Social Sciences, asked by iamabhaymittal8468, 1 year ago

Explain the unique features of management control systems in insurance companies

Answers

Answered by saraswathib902
1
Management Control The Board of Directors makes important management decisions and supervises the execution of operations. To separate and thereby strengthen its functions of decision making and supervision on the one hand and operational execution on the other, Dai-ichi Life has introduced an executive officer system. Executive officers are elected by the Board of Directors and carry out duties assigned by the Board of Directors. Dai-ichi Life also has an Executive Management Board that consists of the president and executive officers appointed by the president and meets twice a month, in principle. The Executive Management Board discusses important management and executive issues. As of June 30, 2014 Dai-ichi Life had 13 directors (including two outside directors) and 27 executive officers (including nine officers who are concurrently directors). In addition, the Group Management Headquarters’ Meetings discuss important management and executive issues for the Dai-ichi Life Group. To further enhance management transparency, Dai-ichi Life has established a Nomination Committee and a Compensation Committee, each of which consists of the chairman, president, and outside members, as independent advisory committees to the Board of Directors. The Nomination Committee confirms the eligibility of candidate directors. The Compensation Committee deliberates on the compensation systems for directors and executive officers and other related matters. In addition, Dai-ichi Life has established an Advisory Board so that it can receive advice on its overall management issues from outside experts from a medium- and long-term perspective to further strengthen and enhance its governance.

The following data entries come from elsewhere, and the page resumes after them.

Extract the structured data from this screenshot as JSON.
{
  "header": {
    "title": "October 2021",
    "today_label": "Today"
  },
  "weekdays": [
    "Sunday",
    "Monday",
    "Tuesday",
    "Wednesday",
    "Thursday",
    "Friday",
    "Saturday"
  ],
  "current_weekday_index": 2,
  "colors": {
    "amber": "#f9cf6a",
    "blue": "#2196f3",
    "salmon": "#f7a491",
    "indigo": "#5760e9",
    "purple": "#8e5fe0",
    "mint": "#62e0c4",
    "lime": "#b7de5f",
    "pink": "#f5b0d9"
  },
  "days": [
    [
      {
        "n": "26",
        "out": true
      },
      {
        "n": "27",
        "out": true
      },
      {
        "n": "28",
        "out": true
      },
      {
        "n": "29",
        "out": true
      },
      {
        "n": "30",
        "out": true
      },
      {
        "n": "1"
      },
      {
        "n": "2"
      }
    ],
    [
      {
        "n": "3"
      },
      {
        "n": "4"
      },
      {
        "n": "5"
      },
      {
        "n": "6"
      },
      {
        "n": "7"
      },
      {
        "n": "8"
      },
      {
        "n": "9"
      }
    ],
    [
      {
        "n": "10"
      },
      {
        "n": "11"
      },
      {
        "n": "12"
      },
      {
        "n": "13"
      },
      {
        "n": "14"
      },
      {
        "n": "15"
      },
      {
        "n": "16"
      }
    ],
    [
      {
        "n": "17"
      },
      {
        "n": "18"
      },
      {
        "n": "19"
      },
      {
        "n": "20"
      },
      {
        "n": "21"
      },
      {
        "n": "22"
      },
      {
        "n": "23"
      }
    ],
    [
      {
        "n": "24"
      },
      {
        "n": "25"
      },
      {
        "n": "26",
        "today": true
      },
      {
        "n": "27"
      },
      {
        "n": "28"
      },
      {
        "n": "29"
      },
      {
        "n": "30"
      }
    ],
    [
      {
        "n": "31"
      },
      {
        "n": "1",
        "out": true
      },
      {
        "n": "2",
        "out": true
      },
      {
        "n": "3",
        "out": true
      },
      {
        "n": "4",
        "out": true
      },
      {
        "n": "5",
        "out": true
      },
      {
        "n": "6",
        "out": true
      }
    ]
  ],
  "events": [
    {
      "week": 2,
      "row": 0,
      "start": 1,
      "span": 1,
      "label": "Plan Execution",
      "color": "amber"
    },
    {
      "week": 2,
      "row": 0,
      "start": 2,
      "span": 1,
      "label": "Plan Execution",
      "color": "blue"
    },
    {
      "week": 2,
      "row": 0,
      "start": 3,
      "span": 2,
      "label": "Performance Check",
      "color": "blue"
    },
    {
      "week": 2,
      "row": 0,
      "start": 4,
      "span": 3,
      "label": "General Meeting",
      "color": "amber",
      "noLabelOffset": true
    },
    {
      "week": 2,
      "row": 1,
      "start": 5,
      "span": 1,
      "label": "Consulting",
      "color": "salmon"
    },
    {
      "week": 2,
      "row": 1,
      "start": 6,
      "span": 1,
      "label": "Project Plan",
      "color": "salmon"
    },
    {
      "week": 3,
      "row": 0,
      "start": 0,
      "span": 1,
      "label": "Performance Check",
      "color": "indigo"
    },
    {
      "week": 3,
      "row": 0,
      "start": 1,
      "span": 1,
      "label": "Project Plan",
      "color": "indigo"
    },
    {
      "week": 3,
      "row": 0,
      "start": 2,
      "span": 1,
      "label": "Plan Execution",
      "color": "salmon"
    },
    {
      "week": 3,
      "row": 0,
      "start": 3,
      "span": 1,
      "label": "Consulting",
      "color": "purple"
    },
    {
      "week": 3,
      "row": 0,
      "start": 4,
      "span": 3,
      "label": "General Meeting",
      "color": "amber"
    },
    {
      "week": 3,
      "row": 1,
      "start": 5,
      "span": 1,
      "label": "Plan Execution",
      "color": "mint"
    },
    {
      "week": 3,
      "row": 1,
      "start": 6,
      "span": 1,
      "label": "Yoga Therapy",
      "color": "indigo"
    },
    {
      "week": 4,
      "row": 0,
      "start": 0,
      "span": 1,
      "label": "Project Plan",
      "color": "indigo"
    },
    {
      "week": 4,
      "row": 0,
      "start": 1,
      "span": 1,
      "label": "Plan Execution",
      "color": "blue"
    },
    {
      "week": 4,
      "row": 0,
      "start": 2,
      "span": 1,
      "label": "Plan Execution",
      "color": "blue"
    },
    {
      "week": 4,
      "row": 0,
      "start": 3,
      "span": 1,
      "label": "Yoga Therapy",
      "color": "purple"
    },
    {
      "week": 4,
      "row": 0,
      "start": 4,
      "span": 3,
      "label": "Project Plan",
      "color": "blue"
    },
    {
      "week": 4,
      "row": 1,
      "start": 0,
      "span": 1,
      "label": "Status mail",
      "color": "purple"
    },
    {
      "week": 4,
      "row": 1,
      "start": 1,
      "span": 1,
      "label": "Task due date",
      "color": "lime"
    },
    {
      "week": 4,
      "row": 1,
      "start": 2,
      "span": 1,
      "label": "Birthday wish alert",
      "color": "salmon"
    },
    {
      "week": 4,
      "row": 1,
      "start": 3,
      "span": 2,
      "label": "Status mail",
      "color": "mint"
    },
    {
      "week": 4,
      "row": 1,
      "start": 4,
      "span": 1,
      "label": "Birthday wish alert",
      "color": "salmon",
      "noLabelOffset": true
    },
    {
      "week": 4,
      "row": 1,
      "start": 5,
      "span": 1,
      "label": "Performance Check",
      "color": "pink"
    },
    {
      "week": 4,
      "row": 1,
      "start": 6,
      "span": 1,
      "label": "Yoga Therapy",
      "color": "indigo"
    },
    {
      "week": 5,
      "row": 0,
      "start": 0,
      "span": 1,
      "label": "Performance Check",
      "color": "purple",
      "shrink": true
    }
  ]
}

In addition to attending meetings of the Board of Directors and the Executive Management Board, Audit and Supervisory Board Members audit the execution of duties by directors and executive officers through interviews with directors, executive officers, and the relevant departments. Audit and Supervisory Board Members also audit the status of compliance, risk management in overall operations, and the operational and financial status of Dai-ichi Life and its subsidiaries. In addition, the Audit and Supervisory Board deliberates on and resolves important audit issues. As of June 30, 2014 Dai-ichi Life had five Audit and Supervisory Board Members (including three outside Audit and Supervisory Board Members)
Answered by ayaankhurana
0
features of management control systems in insurance companies are as follows:
Management Integrity

Management integrity, or the moral character of persons of authority, sets the overall tone for the organization. Management integrity is communicated to employees through employee handbooks and procedural manuals. The Management Library indicates that in addition to communicating management integrity, policy manuals facilitate training to employees. However, management’s enforcement of policies is the major indicator of an organization’s commitment to a successful internal control system.

Competent Personnel

An organization’s ability to recruit and retain competent personnel indicates management’s intent to properly record accounting transactions. In addition, the retention of employees increases the comparability of financial records from year to year. Furthermore, an auditor’s confidence in the underlying accounting records increases as he observes the reliability of the organization’s personnel. This in turn reduces an auditor’s assessment of the risk of a material misstatement in the entity’s financial statements.

Segregation of Duties

The University of California at Los Angeles notes that a segregation of duties is critical to effective internal control because it reduces the risk of mistakes and inappropriate actions. An effective system of internal control separates authoritative, accounting and custodial functions. For instance, one employee opens incoming mail, a second employee prepares deposit slips for daily receipts, while a third employee deposits receipts in the bank. The previous example prevents the opportunity of one employee to misappropriate incoming funds.

Records Maintenance

Maintaining appropriate records ensures that proper documentation exists for each business transaction. Records management involves storing, safeguarding and eventually destroying tangible or electronic records. Also, appropriate back-up deters an employee or management from creating phantom transactions in the underlying accounting records. The Environmental Protection Agency emphasizes that a good records management program reduces operating costs, improves efficiency and minimizes the risk of litigation.

Safeguards

Safeguards prevent unauthorized personnel from accessing valuable company assets. Safeguards are physical, such as locks on doors, or intangible, such as computer software passwords. Regardless of the methods, safeguards are a necessary feature of an organization’s internal control system. Many business owners instinctively protect inventory, cash and supplies. However, blank checks, company letterhead and signature stamps are items that require safeguarding that are commonly overlooked.